One visitor in particular can possibly be posing a traffic problem on the bridge, even if he won't be staying in Malmö. The president of the USA, Barack Obama, has announced that he will come to COP 15 on Wednesday, December 9. [Actually, he has to pick up his Nobel Prize on the 10th and there will be a spot of grub with the king and queen afterwards.] It is not clear at what time Obama will be coming to Copenhagen and what this will mean for traffic.

The cortège can cause temporary closings of the bridge during the conference. [Translation: It will be closed. Period. We are scared some terrorists will blow it up.] We will keep you updated by web page or by SMS service and signs on the bridge, as well as over radio.

We apologize for any inconvenience and hope for your understanding."

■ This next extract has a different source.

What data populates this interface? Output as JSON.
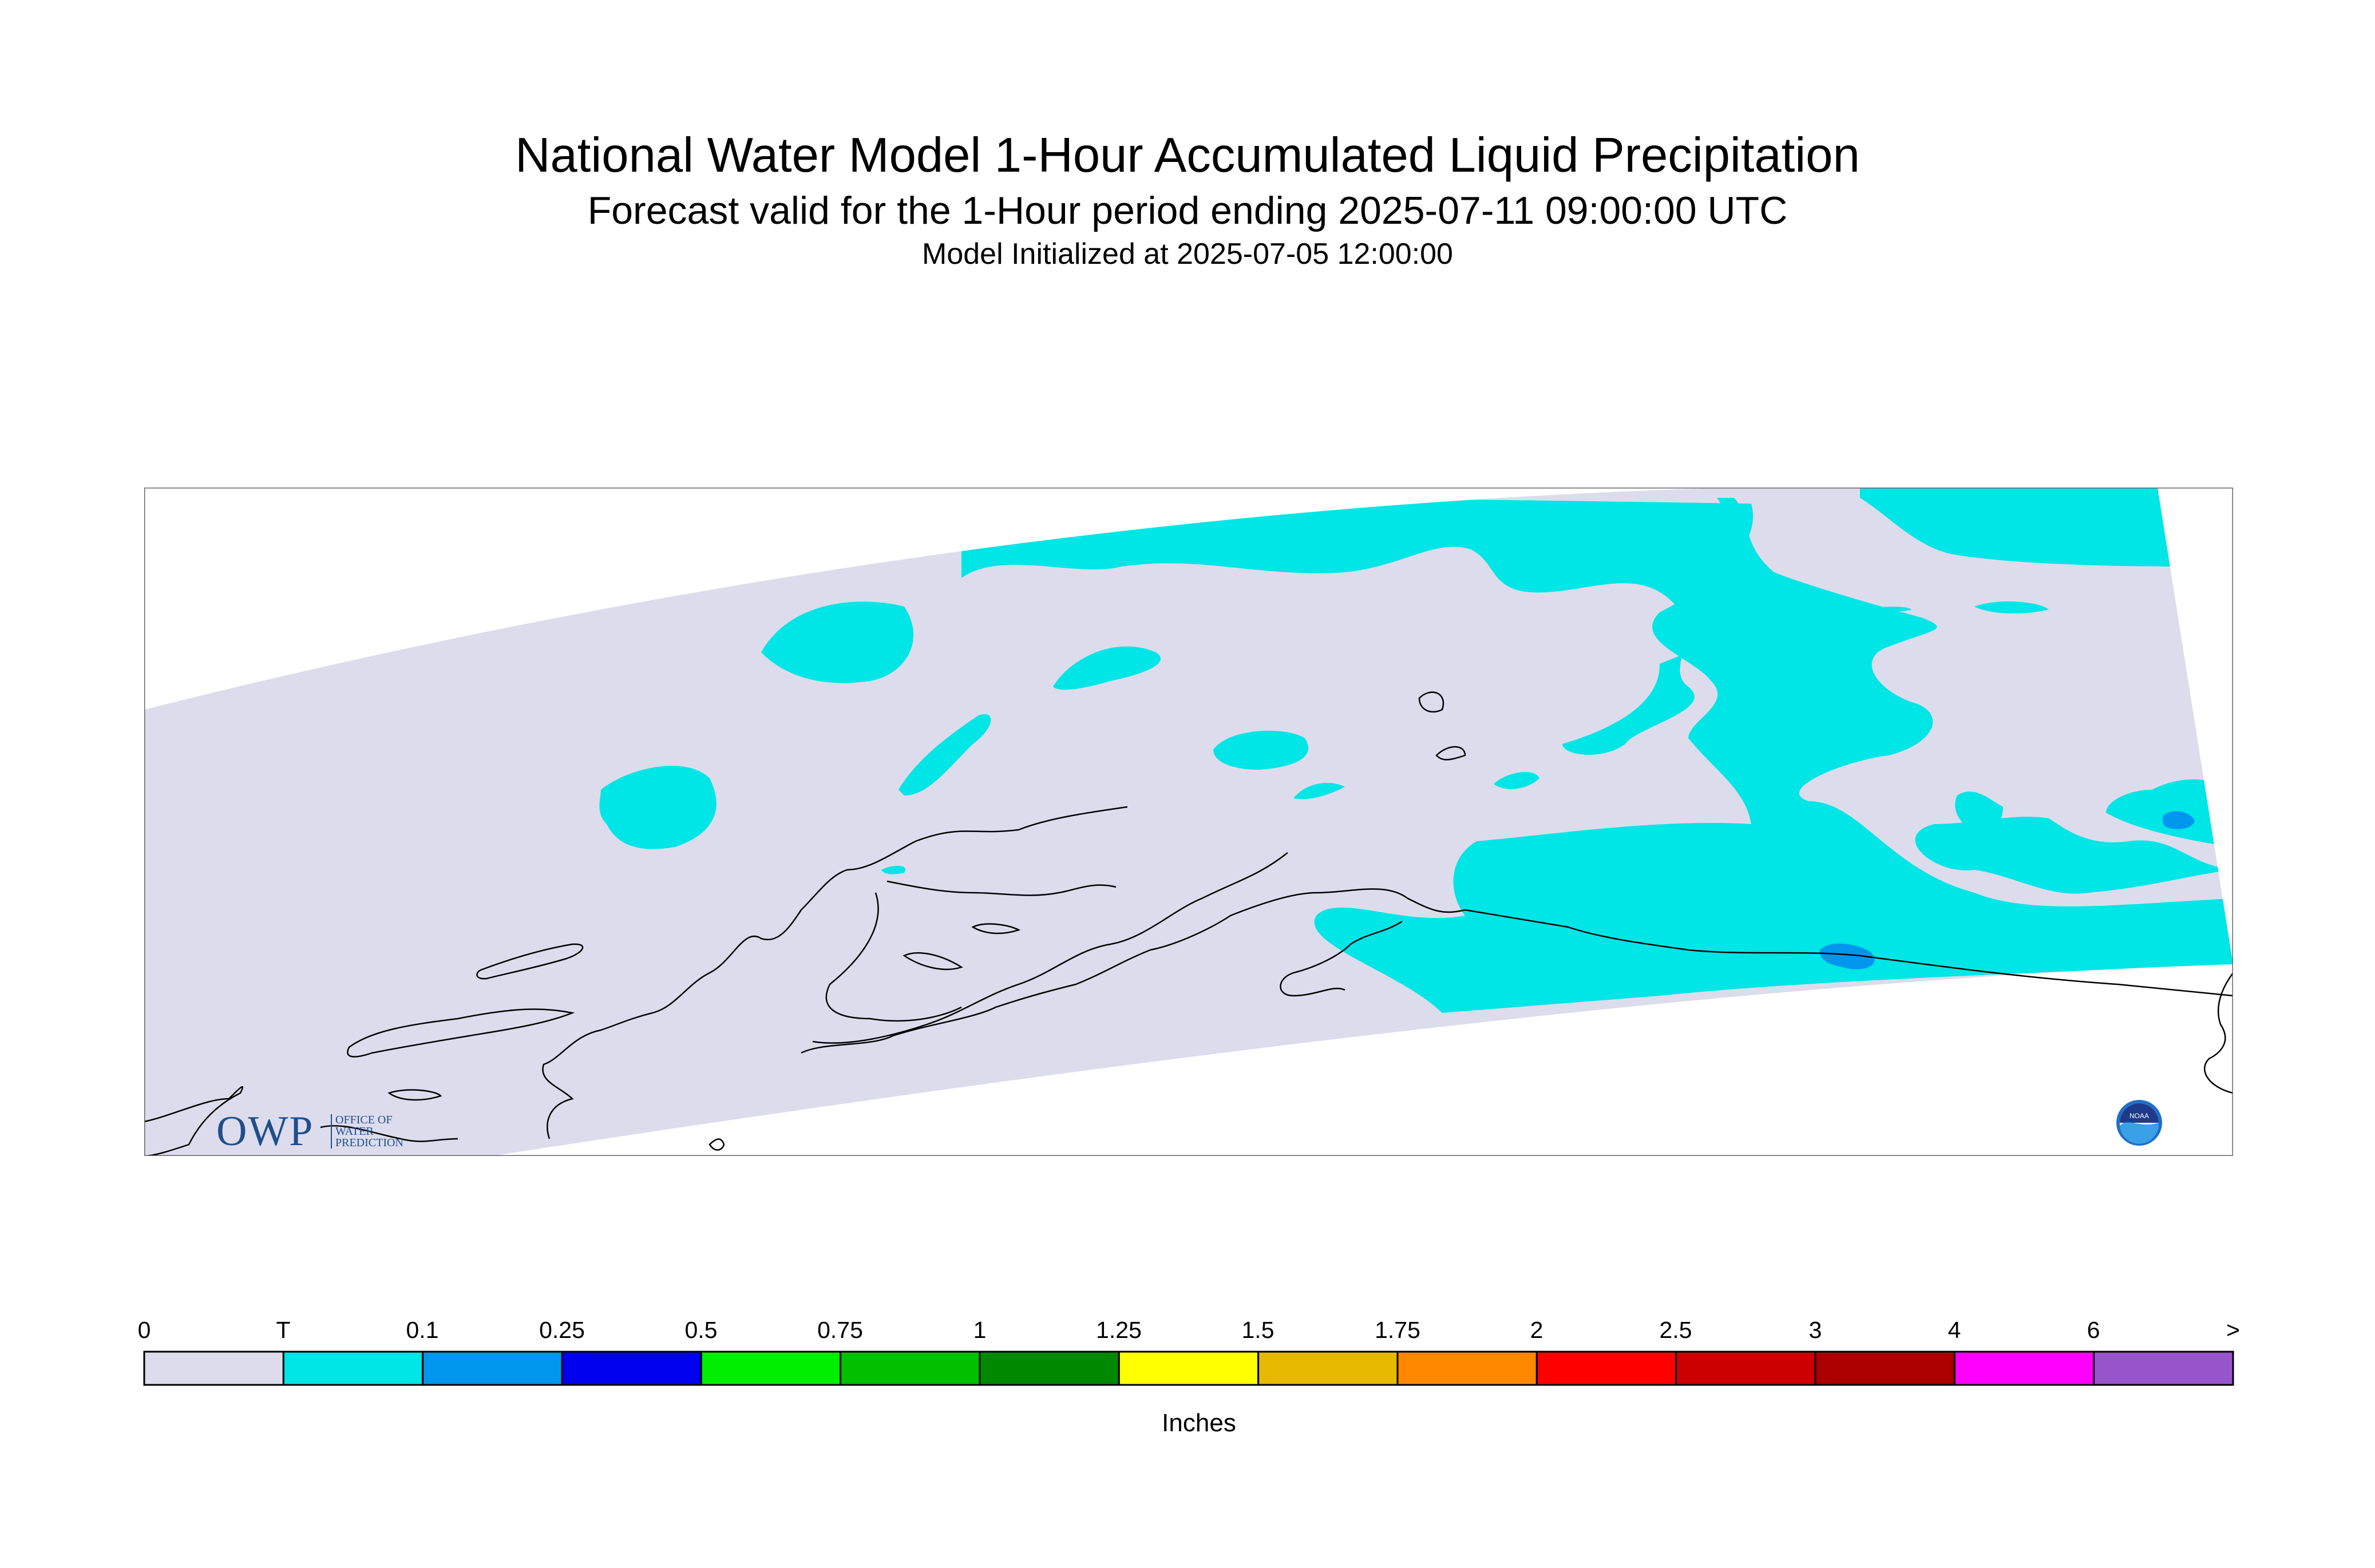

Well. At least they are announcing it. Maybe it will do the climate some good if everyone just stays home that week. Save some CO2.

2009-12-03

More on Wikipedia Relevance and Women

The relevancy discussion at the German Wikipedia continues, the fires being fanned this time by Spiegel Online. Many people have written to me, wanting to have a copy of the article "Professorin" that I worked on and got itself deleted, because the "real" "main" category is, of course, the male form "Professor". I had fought to get this made into "Professur" (the office, not the person), but that was about the size of it. My statistics disappeared (only to partially resurface when the Swiss and Austrians wanted some comparative numbers.

So anyway, I went back through my editing history for a look down memory lane. Goodness, one learns a lot about a person reading the editing history! And then I stumbled on Anna Maria Schleiermacher. In 2005 when WiseMan and WiseKid and their pals were biking to Sweden, I had been visiting the little museums along the way and stumbled upon a collection of her paintings. There was a little booklet for purchase which I got (where on earth is that now??), and while waiting for the bikers while enjoying some free WLAN (used to have that in the olden days when people didn't protect their WLAN) I set up a little stub about Anna Maria. It went like this:

'Anna Maria Arndt, geb. Schleiermacher (* 18. Februar 1786, † 16. Oktober 1869 in Bonn), zweite Ehefrau des Rügener Dichters Ernst Moritz Arndt.
Before I got all the painting stuff sorted out, I wanted to read the booklet. Well, it was a nice summer and I never actually got around to doing anything with the article. Today I had a look:
Ah yes, the women get subsumed into the articles of the men. Musn't have these uppity women having their own precious pages.

A check of the edit history reveals that there was a deletion discussion three years later in 2008, at the end of which the user Wahrheitsministerium (Ministry of Truth, how fitting) notes "redirect, wie in der LD angeregt, Lebensdaten bei Ernst Moritz Arndt eingearbeitet" (Redirect as suggested in the deletion discussion [which lasted 5 hours], data has been put into Ernst Moritz Arndt.)

The discussion was only about that she was sister-of and wife-of. No one made any attempt to find out more about her, and I did not realize that I had to observe and fight for everything I contributed. At that time I naively believed that we were collecting the knowledge of the entire world.

So go have a look at the entry on Ernst Moritz. Can you find anything on her? After I had edited, others contributed their wedding day and how many children they had.

I think I have to find that book again.